Fred Daibes, an Edgewater developer, right, leaving the Daniel Patrick Moynihan Courthouse in Manhattan after pleading not guilty to federal corruption charges on Wednesday, Sept. 27, 2023. (Aristide Economopoulos for New Jersey Monitor)
Jurors in Sen. Bob Menendez’s corruption trial got an unexpected day off Thursday because co-defendant Fred Daibes was too sick to appear in federal court in Manhattan, where the case now is in its fifth week of testimony.
Daibes, a real estate developer and bank founder from Edgewater, was coughing throughout Wednesday’s proceedings, which were largely focused on his role in the wide-ranging corruption case.
Prosecutors have said Daibes paid Menendez cash and gold bars in expectation of New Jersey’s senior senator using his political powers to derail his bank fraud investigation.
U.S. Attorney Philip Sellinger told jurors Wednesday that Menendez, in offering to suggest he be nominated as New Jersey’s U.S. attorney, complained to him in 2020 that Daibes “was being treated unfairly” by the U.S. Attorney’s Office and asked him to “look at it (Daibes’ case) carefully” once he became U.S. attorney.

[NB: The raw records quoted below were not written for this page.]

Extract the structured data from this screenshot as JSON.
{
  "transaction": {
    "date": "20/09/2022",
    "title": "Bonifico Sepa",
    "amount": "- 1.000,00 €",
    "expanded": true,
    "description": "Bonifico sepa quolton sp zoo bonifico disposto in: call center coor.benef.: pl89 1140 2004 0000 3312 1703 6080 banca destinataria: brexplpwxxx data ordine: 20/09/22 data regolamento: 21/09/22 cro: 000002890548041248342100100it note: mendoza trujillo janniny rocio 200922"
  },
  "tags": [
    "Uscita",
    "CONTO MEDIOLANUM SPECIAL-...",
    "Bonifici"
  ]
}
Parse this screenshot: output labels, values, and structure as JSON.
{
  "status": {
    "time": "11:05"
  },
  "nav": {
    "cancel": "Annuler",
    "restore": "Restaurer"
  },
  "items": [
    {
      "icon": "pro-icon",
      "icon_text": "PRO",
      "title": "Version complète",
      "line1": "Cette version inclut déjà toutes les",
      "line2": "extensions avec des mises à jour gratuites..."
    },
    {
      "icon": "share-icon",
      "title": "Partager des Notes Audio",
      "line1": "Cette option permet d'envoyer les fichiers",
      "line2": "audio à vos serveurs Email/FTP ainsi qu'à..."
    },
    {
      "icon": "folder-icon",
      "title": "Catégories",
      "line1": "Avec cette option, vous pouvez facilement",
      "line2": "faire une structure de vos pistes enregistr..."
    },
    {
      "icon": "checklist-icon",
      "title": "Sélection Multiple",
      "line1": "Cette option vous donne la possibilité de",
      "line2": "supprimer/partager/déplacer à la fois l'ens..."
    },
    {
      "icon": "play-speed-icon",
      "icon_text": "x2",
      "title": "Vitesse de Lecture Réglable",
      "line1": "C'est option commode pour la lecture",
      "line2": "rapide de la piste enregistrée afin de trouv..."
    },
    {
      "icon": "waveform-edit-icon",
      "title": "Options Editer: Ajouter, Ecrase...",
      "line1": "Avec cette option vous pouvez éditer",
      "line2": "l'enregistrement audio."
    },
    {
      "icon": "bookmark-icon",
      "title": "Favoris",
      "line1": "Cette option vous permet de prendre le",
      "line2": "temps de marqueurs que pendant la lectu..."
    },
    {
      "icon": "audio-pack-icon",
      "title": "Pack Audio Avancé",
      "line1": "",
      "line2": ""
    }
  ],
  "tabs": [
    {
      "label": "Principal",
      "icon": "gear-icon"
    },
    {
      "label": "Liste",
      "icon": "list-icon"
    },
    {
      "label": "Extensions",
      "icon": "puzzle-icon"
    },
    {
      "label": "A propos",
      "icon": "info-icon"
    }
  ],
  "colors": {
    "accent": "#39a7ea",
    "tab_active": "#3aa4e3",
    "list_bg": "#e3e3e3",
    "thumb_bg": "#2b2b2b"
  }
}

Sellinger instead told Menendez, a Democrat, that he likely would be recused from the case, because he once handled a lawsuit in which Daibes was an “adverse party” and he’d have to reveal that as a potential conflict of interest to his supervisors at the federal Department of Justice. Menendez subsequently chose a different candidate and ended his friendship with Sellinger, Sellinger testified. Sellinger got the job anyway a year later, after Menendez’s pick fell through.
Sellinger was scheduled to return to court Thursday for cross-examination.
Jurors also were expected to hear Thursday from several witnesses about prosecutors’ claims that Daibes also bribed Menendez to help him land a lucrative investment from a member of Qatar’s royal family.
Menendez did so by praising the Qatari government in an August 2021 press release — first using an encrypted messaging app to secretly share the announcement with Daibes so the developer could share it with the investor and a Qatari government official, according to the indictment. He also ushered a resolution praising Qatar through the powerful Senate Foreign Relations Committee, which he chaired at the time, prosecutors say.
The trial is scheduled to resume Friday morning at the Daniel Patrick Moynihan federal courthouse.